Ajoa next quoted some more of Mr. Tetteh’s article, published before the ban [on Changfangs] was announced:

“Ghana is on the edge of a precipice” [Mr Tetteh had written]

.... “The technological shift, from the use simple tools like pans for alluvial mining, to the mounting of Changfangs on river bodies, [Mr Tetteh pointed out] “has occasioned a rate of destruction of flora and fauna which far exceeds the rate of success of past and present anti-illegal mining interventions.

“According to the Water Resource Commission, illegal mining activities have resulted in the pollution of 60 per cent of all water bodies in Ghana. Projections based on current trends also point to acute water shortage in the foreseeable future, which will compel the country to import water by 2030 .

“These statistics are grim. Never has the urgency to act and actdecisively become more critical for the collective survival of Ghanaians than now. In February this year,[2021] the government launched another intervention dubbed ‘Operation Halt’,which has shown prospects of success, due to the application of what some consider to be draconian measures, including the burning of mining equipment on site....

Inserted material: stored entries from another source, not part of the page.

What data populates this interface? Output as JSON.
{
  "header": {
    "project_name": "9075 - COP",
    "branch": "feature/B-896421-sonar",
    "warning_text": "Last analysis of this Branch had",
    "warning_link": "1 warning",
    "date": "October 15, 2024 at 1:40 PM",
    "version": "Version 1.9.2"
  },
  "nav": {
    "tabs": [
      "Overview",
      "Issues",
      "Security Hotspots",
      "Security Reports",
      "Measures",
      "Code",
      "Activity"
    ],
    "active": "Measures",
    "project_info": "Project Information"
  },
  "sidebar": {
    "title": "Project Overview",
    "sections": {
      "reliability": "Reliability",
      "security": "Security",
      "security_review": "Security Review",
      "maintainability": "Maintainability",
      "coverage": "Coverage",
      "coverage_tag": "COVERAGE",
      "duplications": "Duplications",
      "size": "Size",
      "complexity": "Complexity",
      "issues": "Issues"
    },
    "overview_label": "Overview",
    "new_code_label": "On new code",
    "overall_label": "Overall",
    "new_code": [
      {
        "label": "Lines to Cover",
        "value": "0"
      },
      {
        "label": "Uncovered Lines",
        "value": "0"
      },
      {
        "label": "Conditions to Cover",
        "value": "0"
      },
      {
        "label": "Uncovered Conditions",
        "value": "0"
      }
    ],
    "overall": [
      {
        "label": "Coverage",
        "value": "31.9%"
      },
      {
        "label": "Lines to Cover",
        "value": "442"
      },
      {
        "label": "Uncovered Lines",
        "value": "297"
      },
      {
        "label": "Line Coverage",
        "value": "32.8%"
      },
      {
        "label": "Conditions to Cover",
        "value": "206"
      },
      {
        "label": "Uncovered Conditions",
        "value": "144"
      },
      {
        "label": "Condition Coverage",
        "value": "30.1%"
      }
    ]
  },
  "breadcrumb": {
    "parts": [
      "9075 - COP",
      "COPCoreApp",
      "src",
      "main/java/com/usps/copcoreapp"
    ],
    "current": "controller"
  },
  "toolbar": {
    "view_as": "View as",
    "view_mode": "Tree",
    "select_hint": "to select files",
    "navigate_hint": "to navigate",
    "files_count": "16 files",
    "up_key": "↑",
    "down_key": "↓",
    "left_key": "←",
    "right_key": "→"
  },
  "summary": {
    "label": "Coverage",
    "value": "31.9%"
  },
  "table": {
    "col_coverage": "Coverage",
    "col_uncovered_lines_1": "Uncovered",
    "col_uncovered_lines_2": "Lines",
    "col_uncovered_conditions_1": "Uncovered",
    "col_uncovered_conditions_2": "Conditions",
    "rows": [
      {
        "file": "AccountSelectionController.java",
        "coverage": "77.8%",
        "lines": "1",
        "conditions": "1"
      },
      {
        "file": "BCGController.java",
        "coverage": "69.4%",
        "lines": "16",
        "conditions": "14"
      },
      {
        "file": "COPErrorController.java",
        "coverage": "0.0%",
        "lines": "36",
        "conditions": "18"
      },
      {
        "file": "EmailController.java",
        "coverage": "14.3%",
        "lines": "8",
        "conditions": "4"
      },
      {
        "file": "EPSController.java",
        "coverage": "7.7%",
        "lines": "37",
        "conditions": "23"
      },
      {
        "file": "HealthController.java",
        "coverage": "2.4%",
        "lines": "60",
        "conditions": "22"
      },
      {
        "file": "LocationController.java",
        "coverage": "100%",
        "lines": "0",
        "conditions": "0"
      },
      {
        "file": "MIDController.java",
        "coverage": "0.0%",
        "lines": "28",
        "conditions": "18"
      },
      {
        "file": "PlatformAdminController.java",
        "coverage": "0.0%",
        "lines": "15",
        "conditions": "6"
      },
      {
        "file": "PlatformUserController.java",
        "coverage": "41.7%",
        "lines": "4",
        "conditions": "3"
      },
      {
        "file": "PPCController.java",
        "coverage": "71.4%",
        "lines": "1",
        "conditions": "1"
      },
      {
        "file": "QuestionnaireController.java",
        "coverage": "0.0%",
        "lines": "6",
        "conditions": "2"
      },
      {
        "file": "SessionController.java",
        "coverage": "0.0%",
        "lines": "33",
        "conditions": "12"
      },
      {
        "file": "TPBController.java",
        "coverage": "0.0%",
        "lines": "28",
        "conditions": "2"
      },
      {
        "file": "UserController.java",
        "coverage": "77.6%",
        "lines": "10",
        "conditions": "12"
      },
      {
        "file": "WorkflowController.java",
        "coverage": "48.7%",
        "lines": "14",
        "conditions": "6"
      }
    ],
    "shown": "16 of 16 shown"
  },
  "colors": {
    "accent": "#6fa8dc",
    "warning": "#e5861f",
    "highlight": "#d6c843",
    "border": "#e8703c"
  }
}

“However, the Operation Halt success is limited in the extent it can go to ensure a total eradication of the illegal mining menace, as it is designed to factor in, the infeasible plan of permanently deploying military personnel to guard all river bodies in the country.”

Here, I, Cameron, would like to interject a question: “Yes, Mr Tetteh, I agree that the Government cannot permanently deploy military personnel “to guard all river bodies in the country.” But can't the Government make it extremely expensive for the galamseyers to continue their operations. We know we have “porous borders” through which goods can be smuggled into Ghana. But ever since colonial days, hasn't the Government endeavoured to detect smugglers and make them pay a painful price? By way of huge fines; the seizure of contraband goods and the imprisonment of smugglers?

But I won't belabour the point because the rest of the discourse goes like this: “Perhaps the time is right for the implementation of other measures which include, but are not limited to, the ban on the importation or manufacture of changfang machines. Failure to adhere to such measures should attract severe punishment, either in the form of a hefty fine or a jail term.”

[Cameron's concluding Comment: Mr Tetteh, please are you of the mandatory sentences laid down for local and foreign galamseyers by the Minerals and Mining Amendment Act 2019, Act 995”?]

Finally, here is how Ajoa appended her own “view” to the problems of solving the galamsey menace: “Following the changfang ban, there are two more facets of the galamsey plague to be tackled. Firstly, there is [an] urgent need to assist the galamsey cohorts to find an alternative source of income.

“Secondly, it’s not only moral support that is needed to defeat the menace but, equally important, there has to be a sustained, bold, fightback by the affected communities. Traditional rulers, opinion leaders, men and women; the youth, all need to see the fight against galamsey as their fight, principally, not a Government fight.

“After all, they are eye-witnesses to the destruction of water bodies and attendant harmful effects on their own lives. They are the immediatevictims, so they must be encouraged and empowered to join in the offensive against galamsey, or scale up their resistance; fight as if their lives depend on it.”

I say AAAAMEN! to all that! But I would like to remind Ajoa that as regards “alternative sources of income,” the Government DID expend a lot of money, in 2018, to “train” illegal miners in safe AND EFFICIENT mining practices, at the Tarkwa University of Mines.

Apart from paying allowances to “small-scale miners” who attended the course, the Government granted them licences to apply for “concessions” on which to mine. However, MOST of them immediately sold their “permits” to affluent and/or politically strong “galamsey entrepreneurs”!

And we got back to Square One. Today, Operation Halt, despite its successes, is being “modified” again! If we are not careful, we shall be back to “Square-One-Minus-One”!